Reconciling Europe and National Parliaments: Reflections on Technocracy, Democracy, and Post-Crisis Integration


SUMMARY: I. Introduction: the disconnect between power and legitimacy and the search for “reconciliation” in European integration. – II. Matteo Renzi and Europe’s “soul”: seeking a “large-scale solidarity” to transcend austerity in the Eurozone? – III. “Building Europe without Europeans”? The problem of supranational technocracy as the driver of integration. -IV. Europeanization or Reconciliation? On the “legitimacy resources” of national parliaments and the need for a riserva di legge in European integration. – V. Conclusion: Matteo Renzi, Max Weber, and “the assault of technocracy”.

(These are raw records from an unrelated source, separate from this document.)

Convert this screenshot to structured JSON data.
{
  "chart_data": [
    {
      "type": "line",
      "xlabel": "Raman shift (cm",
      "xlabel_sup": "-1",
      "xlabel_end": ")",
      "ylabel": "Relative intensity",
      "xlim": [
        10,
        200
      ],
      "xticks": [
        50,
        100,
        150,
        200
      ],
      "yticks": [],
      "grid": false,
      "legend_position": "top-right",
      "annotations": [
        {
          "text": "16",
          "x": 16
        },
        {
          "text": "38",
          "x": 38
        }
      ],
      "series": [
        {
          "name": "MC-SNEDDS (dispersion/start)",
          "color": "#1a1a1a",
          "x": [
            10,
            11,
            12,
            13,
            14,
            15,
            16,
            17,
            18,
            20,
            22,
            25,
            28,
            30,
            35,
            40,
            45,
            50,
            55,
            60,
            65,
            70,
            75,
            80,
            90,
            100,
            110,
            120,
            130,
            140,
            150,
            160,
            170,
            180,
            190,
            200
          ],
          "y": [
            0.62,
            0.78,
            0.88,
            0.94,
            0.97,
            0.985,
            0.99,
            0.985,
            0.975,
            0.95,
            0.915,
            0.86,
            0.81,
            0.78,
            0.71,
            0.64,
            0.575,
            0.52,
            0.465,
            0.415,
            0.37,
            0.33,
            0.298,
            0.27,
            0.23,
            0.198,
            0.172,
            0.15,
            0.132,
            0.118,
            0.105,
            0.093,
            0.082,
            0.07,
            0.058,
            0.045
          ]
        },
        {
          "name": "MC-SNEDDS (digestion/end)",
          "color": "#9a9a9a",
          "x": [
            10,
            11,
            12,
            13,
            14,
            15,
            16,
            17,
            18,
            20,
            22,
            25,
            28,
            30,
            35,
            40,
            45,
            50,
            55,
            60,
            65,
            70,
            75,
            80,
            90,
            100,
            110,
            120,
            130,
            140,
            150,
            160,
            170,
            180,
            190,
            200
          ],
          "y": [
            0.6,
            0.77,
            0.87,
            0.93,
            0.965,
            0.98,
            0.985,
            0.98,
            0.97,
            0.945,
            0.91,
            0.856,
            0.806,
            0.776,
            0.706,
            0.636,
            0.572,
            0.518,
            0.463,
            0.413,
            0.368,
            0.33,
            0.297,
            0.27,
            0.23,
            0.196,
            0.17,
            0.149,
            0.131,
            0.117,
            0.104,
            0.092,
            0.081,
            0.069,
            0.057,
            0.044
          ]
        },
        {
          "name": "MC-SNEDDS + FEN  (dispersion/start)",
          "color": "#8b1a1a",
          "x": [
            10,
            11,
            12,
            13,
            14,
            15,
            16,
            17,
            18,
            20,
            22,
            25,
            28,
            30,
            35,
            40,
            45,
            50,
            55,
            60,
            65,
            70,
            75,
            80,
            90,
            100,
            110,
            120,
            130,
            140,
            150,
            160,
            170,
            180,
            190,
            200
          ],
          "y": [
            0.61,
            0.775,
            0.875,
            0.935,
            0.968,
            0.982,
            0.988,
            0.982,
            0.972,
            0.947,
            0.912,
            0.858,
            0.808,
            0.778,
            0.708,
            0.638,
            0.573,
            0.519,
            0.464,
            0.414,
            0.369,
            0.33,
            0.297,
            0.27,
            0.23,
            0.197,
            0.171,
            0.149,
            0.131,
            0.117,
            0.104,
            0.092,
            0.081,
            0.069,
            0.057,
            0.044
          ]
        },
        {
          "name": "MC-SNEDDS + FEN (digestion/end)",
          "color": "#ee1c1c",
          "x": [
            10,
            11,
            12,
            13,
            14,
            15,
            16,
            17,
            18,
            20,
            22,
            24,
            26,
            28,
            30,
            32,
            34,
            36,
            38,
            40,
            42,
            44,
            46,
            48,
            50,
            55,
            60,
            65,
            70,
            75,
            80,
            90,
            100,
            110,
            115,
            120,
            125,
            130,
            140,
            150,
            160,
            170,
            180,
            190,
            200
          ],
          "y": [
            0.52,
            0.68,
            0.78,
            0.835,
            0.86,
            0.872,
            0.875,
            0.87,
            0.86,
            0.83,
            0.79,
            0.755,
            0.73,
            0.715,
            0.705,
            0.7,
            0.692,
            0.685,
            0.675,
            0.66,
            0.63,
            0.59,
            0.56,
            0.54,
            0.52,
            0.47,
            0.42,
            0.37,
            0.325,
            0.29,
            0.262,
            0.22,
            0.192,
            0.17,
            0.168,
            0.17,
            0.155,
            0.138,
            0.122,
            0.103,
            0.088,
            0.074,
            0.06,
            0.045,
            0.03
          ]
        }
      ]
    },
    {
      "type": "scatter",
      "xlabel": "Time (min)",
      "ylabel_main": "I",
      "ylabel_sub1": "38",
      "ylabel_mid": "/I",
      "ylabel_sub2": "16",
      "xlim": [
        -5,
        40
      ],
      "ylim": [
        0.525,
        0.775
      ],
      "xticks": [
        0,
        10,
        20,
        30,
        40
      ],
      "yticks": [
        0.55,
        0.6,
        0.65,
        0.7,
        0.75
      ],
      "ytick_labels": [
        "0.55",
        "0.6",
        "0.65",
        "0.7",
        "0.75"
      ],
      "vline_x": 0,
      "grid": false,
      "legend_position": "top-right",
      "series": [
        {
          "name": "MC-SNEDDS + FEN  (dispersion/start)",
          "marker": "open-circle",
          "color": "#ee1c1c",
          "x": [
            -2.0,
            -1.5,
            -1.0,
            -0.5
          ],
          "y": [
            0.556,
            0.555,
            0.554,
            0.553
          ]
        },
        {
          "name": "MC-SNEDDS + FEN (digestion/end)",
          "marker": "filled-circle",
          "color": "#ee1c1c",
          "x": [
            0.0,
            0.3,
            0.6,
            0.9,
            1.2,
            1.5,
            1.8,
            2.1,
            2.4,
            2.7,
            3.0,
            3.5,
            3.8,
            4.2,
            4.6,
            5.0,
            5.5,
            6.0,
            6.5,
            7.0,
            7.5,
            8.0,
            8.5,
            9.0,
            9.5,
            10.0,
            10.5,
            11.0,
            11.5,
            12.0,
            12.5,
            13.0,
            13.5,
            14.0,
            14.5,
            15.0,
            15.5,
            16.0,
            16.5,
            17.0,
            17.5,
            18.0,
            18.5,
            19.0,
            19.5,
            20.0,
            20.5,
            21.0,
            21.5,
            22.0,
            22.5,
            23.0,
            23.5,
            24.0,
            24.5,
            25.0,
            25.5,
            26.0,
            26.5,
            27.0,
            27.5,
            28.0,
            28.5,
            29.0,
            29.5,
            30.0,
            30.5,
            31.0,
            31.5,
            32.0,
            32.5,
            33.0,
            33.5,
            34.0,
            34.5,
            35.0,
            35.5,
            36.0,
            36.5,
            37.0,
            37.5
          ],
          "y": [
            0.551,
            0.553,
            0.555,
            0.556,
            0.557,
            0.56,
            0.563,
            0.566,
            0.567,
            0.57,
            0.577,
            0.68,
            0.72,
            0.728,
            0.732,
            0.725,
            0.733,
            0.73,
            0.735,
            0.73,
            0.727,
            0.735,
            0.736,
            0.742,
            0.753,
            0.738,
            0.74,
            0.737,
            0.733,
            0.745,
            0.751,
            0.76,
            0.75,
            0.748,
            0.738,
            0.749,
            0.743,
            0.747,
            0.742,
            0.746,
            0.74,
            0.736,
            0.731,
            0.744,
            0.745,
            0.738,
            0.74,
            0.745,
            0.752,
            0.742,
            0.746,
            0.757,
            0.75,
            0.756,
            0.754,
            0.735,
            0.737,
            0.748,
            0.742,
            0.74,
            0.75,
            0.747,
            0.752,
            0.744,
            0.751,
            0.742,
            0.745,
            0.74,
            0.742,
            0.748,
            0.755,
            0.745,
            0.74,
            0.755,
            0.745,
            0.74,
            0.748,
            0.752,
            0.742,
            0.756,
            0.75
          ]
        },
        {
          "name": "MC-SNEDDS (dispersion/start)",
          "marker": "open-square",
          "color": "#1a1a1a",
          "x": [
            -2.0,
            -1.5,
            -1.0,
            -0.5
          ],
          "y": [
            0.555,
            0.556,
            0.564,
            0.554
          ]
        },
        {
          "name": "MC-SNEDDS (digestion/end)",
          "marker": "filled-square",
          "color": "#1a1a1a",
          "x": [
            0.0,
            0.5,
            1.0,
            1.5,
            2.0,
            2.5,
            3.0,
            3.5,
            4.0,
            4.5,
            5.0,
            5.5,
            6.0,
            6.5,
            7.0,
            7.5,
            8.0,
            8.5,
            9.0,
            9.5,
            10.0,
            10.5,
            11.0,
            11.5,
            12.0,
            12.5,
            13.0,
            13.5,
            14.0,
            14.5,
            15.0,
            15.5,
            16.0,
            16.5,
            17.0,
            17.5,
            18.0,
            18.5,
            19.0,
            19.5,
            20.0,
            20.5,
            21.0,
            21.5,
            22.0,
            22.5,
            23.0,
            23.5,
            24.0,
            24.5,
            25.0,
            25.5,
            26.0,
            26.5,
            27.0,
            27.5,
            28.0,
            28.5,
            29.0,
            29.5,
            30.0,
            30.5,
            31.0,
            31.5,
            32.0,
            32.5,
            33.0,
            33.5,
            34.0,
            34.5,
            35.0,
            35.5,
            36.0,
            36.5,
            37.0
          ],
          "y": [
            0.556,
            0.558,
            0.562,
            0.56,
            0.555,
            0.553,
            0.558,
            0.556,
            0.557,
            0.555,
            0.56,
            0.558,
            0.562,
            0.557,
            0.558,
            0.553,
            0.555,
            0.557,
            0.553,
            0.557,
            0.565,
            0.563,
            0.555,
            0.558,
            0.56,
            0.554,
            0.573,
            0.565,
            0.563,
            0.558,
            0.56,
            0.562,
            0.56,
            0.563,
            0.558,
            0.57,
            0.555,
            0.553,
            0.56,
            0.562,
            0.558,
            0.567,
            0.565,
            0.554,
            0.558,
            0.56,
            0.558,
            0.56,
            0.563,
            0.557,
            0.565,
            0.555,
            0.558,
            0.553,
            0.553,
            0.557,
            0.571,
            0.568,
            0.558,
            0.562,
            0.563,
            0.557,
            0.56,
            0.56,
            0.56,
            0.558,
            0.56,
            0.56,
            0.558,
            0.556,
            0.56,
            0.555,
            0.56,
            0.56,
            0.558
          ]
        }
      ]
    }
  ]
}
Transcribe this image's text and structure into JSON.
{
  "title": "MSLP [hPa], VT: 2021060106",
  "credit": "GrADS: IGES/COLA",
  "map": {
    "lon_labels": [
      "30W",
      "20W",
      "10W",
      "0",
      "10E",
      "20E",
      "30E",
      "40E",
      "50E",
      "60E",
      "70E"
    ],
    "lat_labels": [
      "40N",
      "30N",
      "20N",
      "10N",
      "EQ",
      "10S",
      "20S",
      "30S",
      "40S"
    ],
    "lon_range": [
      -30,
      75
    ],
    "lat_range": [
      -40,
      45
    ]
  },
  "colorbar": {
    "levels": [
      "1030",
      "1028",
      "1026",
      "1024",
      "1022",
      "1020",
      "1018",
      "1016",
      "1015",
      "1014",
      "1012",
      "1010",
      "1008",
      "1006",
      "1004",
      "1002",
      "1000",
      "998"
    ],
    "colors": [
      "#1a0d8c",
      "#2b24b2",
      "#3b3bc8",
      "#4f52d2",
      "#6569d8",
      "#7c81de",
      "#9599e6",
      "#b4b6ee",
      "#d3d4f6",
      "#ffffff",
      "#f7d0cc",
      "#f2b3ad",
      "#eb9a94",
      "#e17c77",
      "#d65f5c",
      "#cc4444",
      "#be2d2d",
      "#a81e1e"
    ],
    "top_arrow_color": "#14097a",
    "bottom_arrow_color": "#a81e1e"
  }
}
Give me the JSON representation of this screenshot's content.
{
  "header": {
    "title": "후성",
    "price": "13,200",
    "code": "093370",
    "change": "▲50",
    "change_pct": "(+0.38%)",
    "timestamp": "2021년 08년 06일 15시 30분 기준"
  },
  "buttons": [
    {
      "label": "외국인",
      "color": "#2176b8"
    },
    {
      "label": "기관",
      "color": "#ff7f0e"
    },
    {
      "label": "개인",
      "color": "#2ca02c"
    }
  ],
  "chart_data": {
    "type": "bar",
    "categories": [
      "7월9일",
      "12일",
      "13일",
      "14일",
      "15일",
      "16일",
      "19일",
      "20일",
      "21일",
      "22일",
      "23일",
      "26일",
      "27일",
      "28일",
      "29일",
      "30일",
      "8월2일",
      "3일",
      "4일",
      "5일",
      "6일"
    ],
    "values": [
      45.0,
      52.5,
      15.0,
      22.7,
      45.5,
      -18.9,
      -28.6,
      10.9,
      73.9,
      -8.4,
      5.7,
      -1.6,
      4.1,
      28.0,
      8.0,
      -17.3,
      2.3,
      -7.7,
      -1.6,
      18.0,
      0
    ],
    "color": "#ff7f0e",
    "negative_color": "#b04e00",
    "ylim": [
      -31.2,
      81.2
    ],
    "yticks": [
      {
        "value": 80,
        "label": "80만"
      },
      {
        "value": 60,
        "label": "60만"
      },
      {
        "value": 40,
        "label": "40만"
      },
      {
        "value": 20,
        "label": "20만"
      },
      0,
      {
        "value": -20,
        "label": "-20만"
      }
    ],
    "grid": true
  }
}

This paper builds on a lecture delivered at the Summer School on “Parliamentary Democracy in Europe” at the LUISS Guido Carli School of Government in Rome on 18 July 2014. The lecture closed the first week of courses on the “Europeanization of National Parliaments.” The paper argues, ultimately, for caution in using the idea of Europeanization to describe the changes in national parliamentary responsibilities and procedures as a consequence of integration.  It asserts, rather, that there is a risk of understating the “legitimacy resources” possessed by national parliaments as the constitutional expression of self-government in the European system.  To make the point, the paper deconstructs some recent statements of the Italian Prime Minister, Matteo Renzi, most importantly his speech before the European Parliament on 2 July 2014, viewed in relation to statements made before the Italian Chamber of Deputies and elsewhere.  Renzi’s line of rhetoric on Europe — notably his quest for Europe’s “soul” and “the meaning of [its] life together” — provides a point of entry into a broader set of reflections on the current state of the integration process, its socio-political/socio-cultural underpinnings, as well as the “reconciliation” between Europe and national parliaments (technocracy and democracy) that is the focus of this lecture.